Coronavirus: Netherlands returns to 'unpleasant' partial lockdown after surge in COVID cases

·4-min read
People participate in the Unmute Us! march to protest against Covid-19 policy across the Netherlands In Amsterdam, on September 11, 2021. - - Netherlands OUT (Photo by Sem van der Wal / ANP / AFP) / Netherlands OUT (Photo by SEM VAN DER WAL/ANP/AFP via Getty Images)
Thousands of people joined the Unmute Us! march to protest against COVID-19 policy across the Netherlands on September 11. Restrictions were lifted shortly after but have now been reimposed (Sem van der Wal / ANP / AFP)

The Netherlands has imposed Western Europe's first partial lockdown since the summer in a bid to stop a surge in COVID-19 cases.

Cases in the country have increased markedly since social distancing measures were dropped in September, leading the government to make a sharp U-turn on lifting restrictions. 

Restrictions will be reimposed from Saturday evening for a minimum of three weeks.

It comes amid warnings that Europe has become the epicentre of the pandemic again.

According to the the Dutch news site Dutch News, prime minister Mark Rutte said a “short, sharp shock” was needed to reduce infection rates.

“The measures will have an impact on many people,’ he said. ‘We have had long and intensive talks because there are so many interests at stake. It is very complicated.”

New coronavirus infections in the country of 17.5 million people have increased rapidly in recent weeks and hit a record of around 16,300 in 24 hours on Thursday.

The new wave of infections has put pressure on hospitals throughout the country, forcing them to scale back regular care to free up staff to treat COVID-19 patients.

Protesters in Amsterdam demanding Climate action, on November 6, 2021 (Photo by Oscar Brak/NurPhoto via Getty Images)
Protesters in Amsterdam demanding Climate action, on November 6 (Oscar Brak/NurPhoto via Getty Images)

In July, the Netherlands was forced to reintroduce restrictions two weeks after lifting them, following an unprecedented 769% growth in cases.

From Saturday evening, bars and restaurants will close early and large events will be held without audiences under the three-week partial lockdown.

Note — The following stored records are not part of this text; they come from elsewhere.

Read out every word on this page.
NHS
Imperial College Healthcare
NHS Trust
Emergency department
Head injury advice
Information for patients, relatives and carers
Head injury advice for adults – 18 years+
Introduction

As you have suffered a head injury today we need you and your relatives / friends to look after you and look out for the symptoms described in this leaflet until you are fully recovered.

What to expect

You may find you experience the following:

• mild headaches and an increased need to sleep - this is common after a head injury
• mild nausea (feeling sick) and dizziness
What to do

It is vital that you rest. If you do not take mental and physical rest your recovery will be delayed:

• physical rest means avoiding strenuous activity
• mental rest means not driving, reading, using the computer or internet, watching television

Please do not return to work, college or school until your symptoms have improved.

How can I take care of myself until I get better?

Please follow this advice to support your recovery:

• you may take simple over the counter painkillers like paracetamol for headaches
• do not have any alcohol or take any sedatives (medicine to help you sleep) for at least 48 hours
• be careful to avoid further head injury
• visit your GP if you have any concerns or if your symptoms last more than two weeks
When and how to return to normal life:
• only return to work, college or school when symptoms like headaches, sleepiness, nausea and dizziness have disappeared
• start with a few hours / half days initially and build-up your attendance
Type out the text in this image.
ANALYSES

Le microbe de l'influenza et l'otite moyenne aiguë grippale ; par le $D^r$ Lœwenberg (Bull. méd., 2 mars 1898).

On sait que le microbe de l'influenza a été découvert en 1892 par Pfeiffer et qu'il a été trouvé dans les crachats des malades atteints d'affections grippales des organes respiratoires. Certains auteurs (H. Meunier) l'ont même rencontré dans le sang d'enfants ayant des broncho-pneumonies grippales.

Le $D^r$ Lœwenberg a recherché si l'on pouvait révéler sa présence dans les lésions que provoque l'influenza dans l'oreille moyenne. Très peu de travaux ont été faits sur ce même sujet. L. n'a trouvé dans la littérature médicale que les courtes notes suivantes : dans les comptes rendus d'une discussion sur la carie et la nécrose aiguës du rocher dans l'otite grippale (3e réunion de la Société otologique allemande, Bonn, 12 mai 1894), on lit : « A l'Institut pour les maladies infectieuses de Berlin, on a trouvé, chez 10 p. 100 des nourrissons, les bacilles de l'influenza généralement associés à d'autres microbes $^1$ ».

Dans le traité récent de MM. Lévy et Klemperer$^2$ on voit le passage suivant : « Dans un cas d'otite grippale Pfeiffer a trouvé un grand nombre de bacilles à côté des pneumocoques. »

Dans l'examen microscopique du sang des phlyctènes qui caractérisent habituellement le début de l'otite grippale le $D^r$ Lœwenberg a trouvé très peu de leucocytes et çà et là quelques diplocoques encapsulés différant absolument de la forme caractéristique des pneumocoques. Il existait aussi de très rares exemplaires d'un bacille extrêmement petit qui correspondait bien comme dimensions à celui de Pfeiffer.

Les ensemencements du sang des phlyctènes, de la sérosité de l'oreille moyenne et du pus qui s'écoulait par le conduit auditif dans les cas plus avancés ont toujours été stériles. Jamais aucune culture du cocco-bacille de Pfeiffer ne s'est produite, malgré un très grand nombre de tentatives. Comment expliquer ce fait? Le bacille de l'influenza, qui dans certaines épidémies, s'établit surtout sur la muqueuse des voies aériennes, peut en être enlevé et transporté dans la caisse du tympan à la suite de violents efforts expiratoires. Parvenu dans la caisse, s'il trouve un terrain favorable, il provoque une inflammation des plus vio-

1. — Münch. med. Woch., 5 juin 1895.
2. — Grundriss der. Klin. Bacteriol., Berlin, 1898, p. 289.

People will be urged to work from home as much as possible, and no audiences will be allowed at sporting events in the coming weeks, including top-level football matches. Schools, theatres and cinemas will remain open.

Health Minister Hugo de Jonge said: "Tonight we have a very unpleasant message with very unpleasant and far-reaching decisions."

He warned of the consequences of citizens being unvaccinated, saying: "They are 17 times more likely to end up in hospital and 33 times more likely to end up in an IC unit."

A fresh lockdown is a significant turn in policy for the Dutch government, which until last month hoped that a relatively high vaccination rate would mean it could further ease measures towards the end of the year.

The nation is not alone in returning to strict measures as infections spike to record levels. 

The Austrian government announced on Friday it was placing millions of unvaccinated people in lockdown.

Around 85% of the adult Dutch population has been fully vaccinated against COVID-19. Booster shots have so far only been provided to a small group of people with weak immune systems, and will be offered to people aged 80 years and older in December.

Europe accounts for more than half of the average 7-day infections globally and about half of latest deaths, according to the Reuters news agency, the highest levels since April last year when the virus was at its initial peak in Italy.

However, there has been a low vaccine take-up in some parts on the continent, waning immunity among those inoculated early and complacency about masks and distancing as governments relaxed curbs over the summer.

"If there's one thing to learn from this it's not to take your eye off the ball," said Lawrence Young, a virologist at Warwick Medical School in the UK.

The UK government has refused to rule out a fourth lockdown but is sticking to its COVID Plan A.

Ministers have so far stopped short of implementing Plan B of reintroducing social distancing and the mandatory use of face coverings indoors.

The booster campaign for vaccinations has been cited as a key part of maintaining more freedoms. Almost 11 million third doses have now been received across the UK.

However experts have raised fears over the pace of the rollout, warning that millions of eligible people have not yet had their third jab.